The first thing to take place in the handle_data() function is the grabbing of historical daily pricing for the stock universe defined in initialize(). In the for loop, we iterate through each stock in our stock universe. We first perform short and long term moving average. 

Then going into prepping for the classifier (in this case, the Random Forest classifier), we create variable X for holding array of feature sets, and variable y for holding the associated labels for each feature set in X. The while loop begins our feature creation. end_price and begin_price are assigned the next day and current day prices, respectively. These are used later for assigning label to feature set created later in the while loop. In the nested for loop, we populate our current feature list (defined as pricing_list), and then we normalize it to percent change outside the for loop with numpy and assign it to features variable. And then finally, we associate a label with the current feature set based on the relative values of the end_price and begin_price variables. 

Then outside the while loop, we begin the set up of our classifier, followed by feeding it the training feature sets and their associated labels. After training, we then feed it a test feature set, and perform prediction of its label.
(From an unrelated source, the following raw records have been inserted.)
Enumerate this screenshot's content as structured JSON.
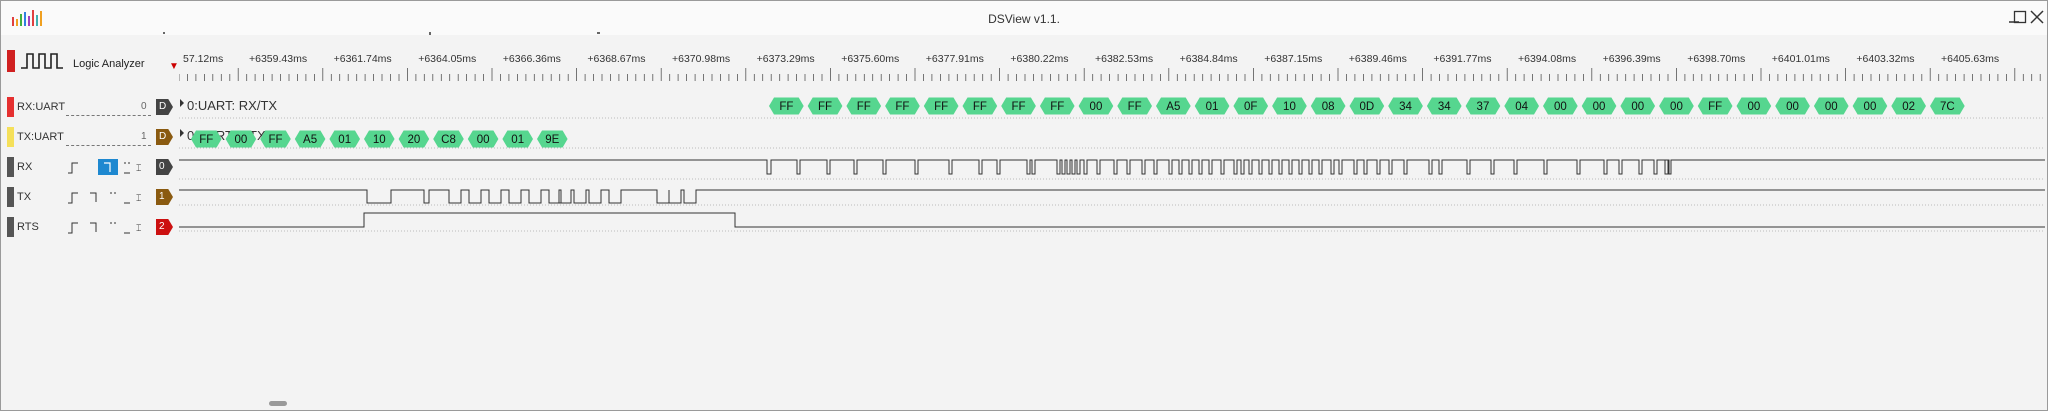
{
  "window": {
    "title": "DSView v1.1."
  },
  "device": {
    "label": "Logic Analyzer"
  },
  "ruler": {
    "first_label": "57.12ms",
    "labels": [
      "+6359.43ms",
      "+6361.74ms",
      "+6364.05ms",
      "+6366.36ms",
      "+6368.67ms",
      "+6370.98ms",
      "+6373.29ms",
      "+6375.60ms",
      "+6377.91ms",
      "+6380.22ms",
      "+6382.53ms",
      "+6384.84ms",
      "+6387.15ms",
      "+6389.46ms",
      "+6391.77ms",
      "+6394.08ms",
      "+6396.39ms",
      "+6398.70ms",
      "+6401.01ms",
      "+6403.32ms",
      "+6405.63ms"
    ]
  },
  "channels": [
    {
      "name": "RX:UART",
      "index": "0",
      "badge": "D",
      "color": "#e53030",
      "badge_color": "#444444",
      "kind": "decoder"
    },
    {
      "name": "TX:UART",
      "index": "1",
      "badge": "D",
      "color": "#f5e05a",
      "badge_color": "#8a5a10",
      "kind": "decoder"
    },
    {
      "name": "RX",
      "badge": "0",
      "color": "#555555",
      "badge_color": "#444444",
      "kind": "logic",
      "trigger_selected": "1"
    },
    {
      "name": "TX",
      "badge": "1",
      "color": "#555555",
      "badge_color": "#8a5a10",
      "kind": "logic"
    },
    {
      "name": "RTS",
      "badge": "2",
      "color": "#555555",
      "badge_color": "#cc1010",
      "kind": "logic"
    }
  ],
  "decoders": {
    "rx_title": "0:UART: RX/TX",
    "tx_title": "0:UART: ",
    "tx_title_hidden": "TX",
    "rx_bytes": [
      "FF",
      "FF",
      "FF",
      "FF",
      "FF",
      "FF",
      "FF",
      "FF",
      "00",
      "FF",
      "A5",
      "01",
      "0F",
      "10",
      "08",
      "0D",
      "34",
      "34",
      "37",
      "04",
      "00",
      "00",
      "00",
      "00",
      "FF",
      "00",
      "00",
      "00",
      "00",
      "02",
      "7C"
    ],
    "tx_bytes": [
      "FF",
      "00",
      "FF",
      "A5",
      "01",
      "10",
      "20",
      "C8",
      "00",
      "01",
      "9E"
    ],
    "pill_color": "#56d68f"
  }
}
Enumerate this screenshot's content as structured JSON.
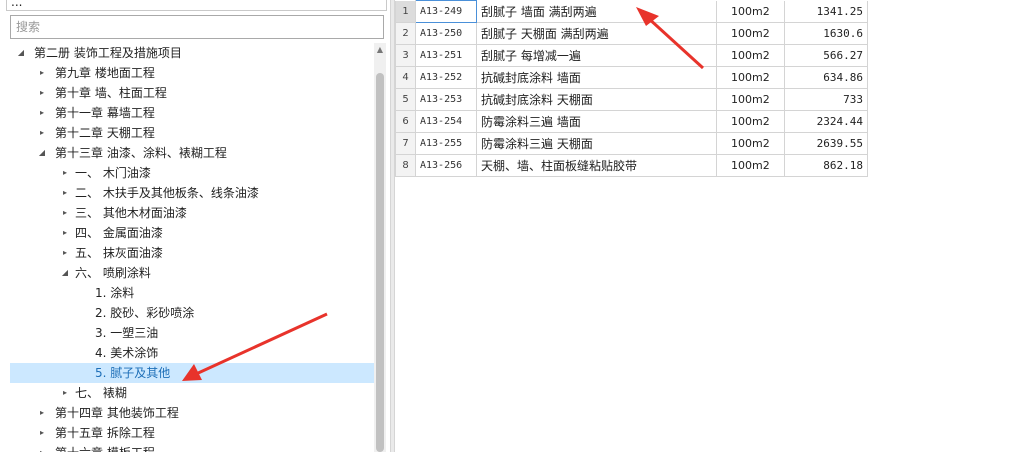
{
  "top_title": "...",
  "search": {
    "placeholder": "搜索"
  },
  "tree": [
    {
      "label": "第二册 装饰工程及措施项目",
      "expander": "expanded",
      "selected": false
    },
    {
      "label": "第九章 楼地面工程",
      "expander": "collapsed",
      "selected": false
    },
    {
      "label": "第十章 墙、柱面工程",
      "expander": "collapsed",
      "selected": false
    },
    {
      "label": "第十一章 幕墙工程",
      "expander": "collapsed",
      "selected": false
    },
    {
      "label": "第十二章 天棚工程",
      "expander": "collapsed",
      "selected": false
    },
    {
      "label": "第十三章 油漆、涂料、裱糊工程",
      "expander": "expanded",
      "selected": false
    },
    {
      "label": "一、 木门油漆",
      "expander": "collapsed",
      "selected": false
    },
    {
      "label": "二、 木扶手及其他板条、线条油漆",
      "expander": "collapsed",
      "selected": false
    },
    {
      "label": "三、 其他木材面油漆",
      "expander": "collapsed",
      "selected": false
    },
    {
      "label": "四、 金属面油漆",
      "expander": "collapsed",
      "selected": false
    },
    {
      "label": "五、 抹灰面油漆",
      "expander": "collapsed",
      "selected": false
    },
    {
      "label": "六、 喷刷涂料",
      "expander": "expanded",
      "selected": false
    },
    {
      "label": "1. 涂料",
      "expander": "none",
      "selected": false
    },
    {
      "label": "2. 胶砂、彩砂喷涂",
      "expander": "none",
      "selected": false
    },
    {
      "label": "3. 一塑三油",
      "expander": "none",
      "selected": false
    },
    {
      "label": "4. 美术涂饰",
      "expander": "none",
      "selected": false
    },
    {
      "label": "5. 腻子及其他",
      "expander": "none",
      "selected": true
    },
    {
      "label": "七、 裱糊",
      "expander": "collapsed",
      "selected": false
    },
    {
      "label": "第十四章 其他装饰工程",
      "expander": "collapsed",
      "selected": false
    },
    {
      "label": "第十五章 拆除工程",
      "expander": "collapsed",
      "selected": false
    },
    {
      "label": "第十六章 模板工程",
      "expander": "collapsed",
      "selected": false
    }
  ],
  "grid": {
    "rows": [
      {
        "num": "1",
        "code": "A13-249",
        "name": "刮腻子 墙面 满刮两遍",
        "unit": "100m2",
        "amount": "1341.25"
      },
      {
        "num": "2",
        "code": "A13-250",
        "name": "刮腻子 天棚面 满刮两遍",
        "unit": "100m2",
        "amount": "1630.6"
      },
      {
        "num": "3",
        "code": "A13-251",
        "name": "刮腻子 每增减一遍",
        "unit": "100m2",
        "amount": "566.27"
      },
      {
        "num": "4",
        "code": "A13-252",
        "name": "抗碱封底涂料 墙面",
        "unit": "100m2",
        "amount": "634.86"
      },
      {
        "num": "5",
        "code": "A13-253",
        "name": "抗碱封底涂料 天棚面",
        "unit": "100m2",
        "amount": "733"
      },
      {
        "num": "6",
        "code": "A13-254",
        "name": "防霉涂料三遍 墙面",
        "unit": "100m2",
        "amount": "2324.44"
      },
      {
        "num": "7",
        "code": "A13-255",
        "name": "防霉涂料三遍 天棚面",
        "unit": "100m2",
        "amount": "2639.55"
      },
      {
        "num": "8",
        "code": "A13-256",
        "name": "天棚、墙、柱面板缝粘贴胶带",
        "unit": "100m2",
        "amount": "862.18"
      }
    ],
    "active_row": 0
  },
  "annotations": {
    "arrow_color": "#e8332b"
  },
  "icons": {
    "expanded": "triangle-down-icon",
    "collapsed": "triangle-right-icon",
    "scroll_up": "chevron-up-icon"
  }
}
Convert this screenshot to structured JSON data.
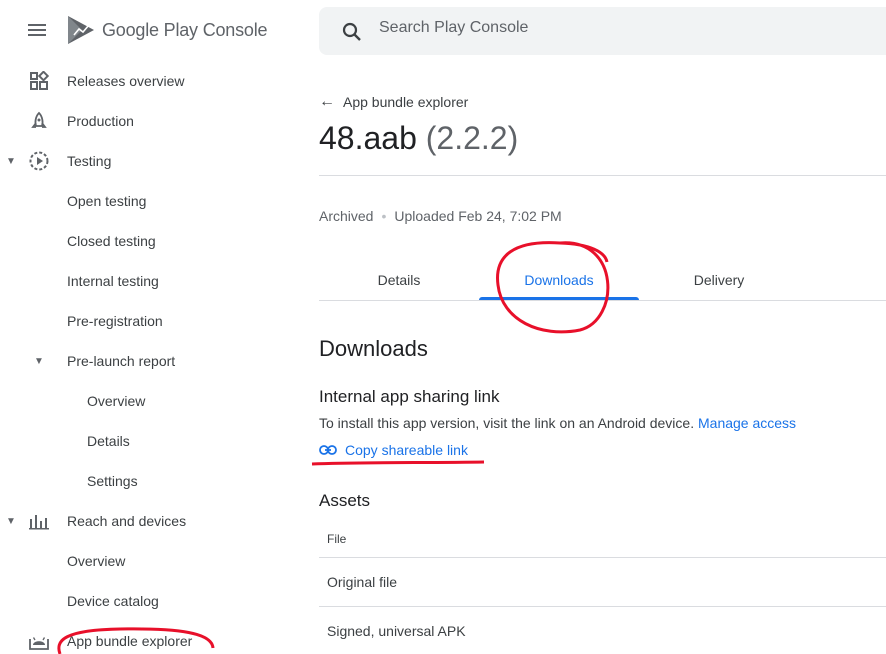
{
  "app": {
    "brand_name": "Google Play",
    "brand_suffix": "Console"
  },
  "search": {
    "placeholder": "Search Play Console"
  },
  "sidebar": {
    "items": [
      {
        "label": "Releases overview"
      },
      {
        "label": "Production"
      },
      {
        "label": "Testing"
      },
      {
        "label": "Open testing"
      },
      {
        "label": "Closed testing"
      },
      {
        "label": "Internal testing"
      },
      {
        "label": "Pre-registration"
      },
      {
        "label": "Pre-launch report"
      },
      {
        "label": "Overview"
      },
      {
        "label": "Details"
      },
      {
        "label": "Settings"
      },
      {
        "label": "Reach and devices"
      },
      {
        "label": "Overview"
      },
      {
        "label": "Device catalog"
      },
      {
        "label": "App bundle explorer"
      }
    ]
  },
  "main": {
    "back_label": "App bundle explorer",
    "title": "48.aab",
    "version": "(2.2.2)",
    "status": "Archived",
    "uploaded": "Uploaded Feb 24, 7:02 PM",
    "tabs": [
      {
        "label": "Details"
      },
      {
        "label": "Downloads"
      },
      {
        "label": "Delivery"
      }
    ],
    "section_title": "Downloads",
    "sharing": {
      "title": "Internal app sharing link",
      "help": "To install this app version, visit the link on an Android device.",
      "manage_access": "Manage access",
      "copy_label": "Copy shareable link"
    },
    "assets": {
      "title": "Assets",
      "column_file": "File",
      "rows": [
        {
          "file": "Original file"
        },
        {
          "file": "Signed, universal APK"
        }
      ]
    }
  },
  "colors": {
    "accent": "#1a73e8",
    "annotation": "#e8102a"
  }
}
After completion of prediction, we then test performance of our prediction. 

The plot shows that performance for this classifier was not good.

Now, suppose we include our calculations of the moving averages, we get different performance results (shown below).

    if p == 1 and ma1 > ma2:
        order_target_percent(stock,0.11)
    elif p == -1 and ma1 < ma2:
        order_target_percent(stock,-0.11) 

And compare to using just the moving averages...

    if ma1 > ma2:
        order_target_percent(stock,0.11)
    elif ma1 < ma2:
        order_target_percent(stock,-0.11)

As you can see, the random forest classifier performs 1% better on our returns and has a Sharpe ratio that is greater by 0.5. This doesn't show much of significant improvement compared to using moving averages.

However, we can perform prediction with multiple classifiers. One example includes multiple classifiers that are in agreement with each other. Another example is the mode of the prediction of multiple classifiers. We'll attempt the former.

            clf1 = RandomForestClassifier()
            clf2 = LinearSVC()
            clf3 = NuSVC()
            clf4 = LogisticRegression()

            last_prices = price_list[-context.feature_window:]
            current_features = np.around(np.diff(last_prices) / last_prices[:-1] * 100.0, 1)

            X.append(current_features)
            X = preprocessing.scale(X)

            current_features = X[-1]
            X = X[:-1]

            clf1.fit(X,y)
            clf2.fit(X,y)
            clf3.fit(X,y)
            clf4.fit(X,y)

            p1 = clf1.predict(current_features)[0]
            p2 = clf2.predict(current_features)[0]
            p3 = clf3.predict(current_features)[0]
            p4 = clf4.predict(current_features)[0]
            
            
            if Counter([p1,p2,p3,p4]).most_common(1)[0][1] >= 4:
                p = Counter([p1,p2,p3,p4]).most_common(1)[0][0]
                
            else:
                p = 0
                
            print(('Prediction',p))


            if p == 1 and ma1 > ma2:
                order_target_percent(stock,0.11)
            elif p == -1 and ma1 < ma2:
                order_target_percent(stock,-0.11)

Four classifiers have been added: RandomForestClassifier, LinearSVC, NuSVC, and LogisticRegression. With these four classifiers, we see improvement in our performance (shown below). We have a 3.8% increase in return and 0.75 increase in the Sharpe ratio in comparison to the performance with just moving averages.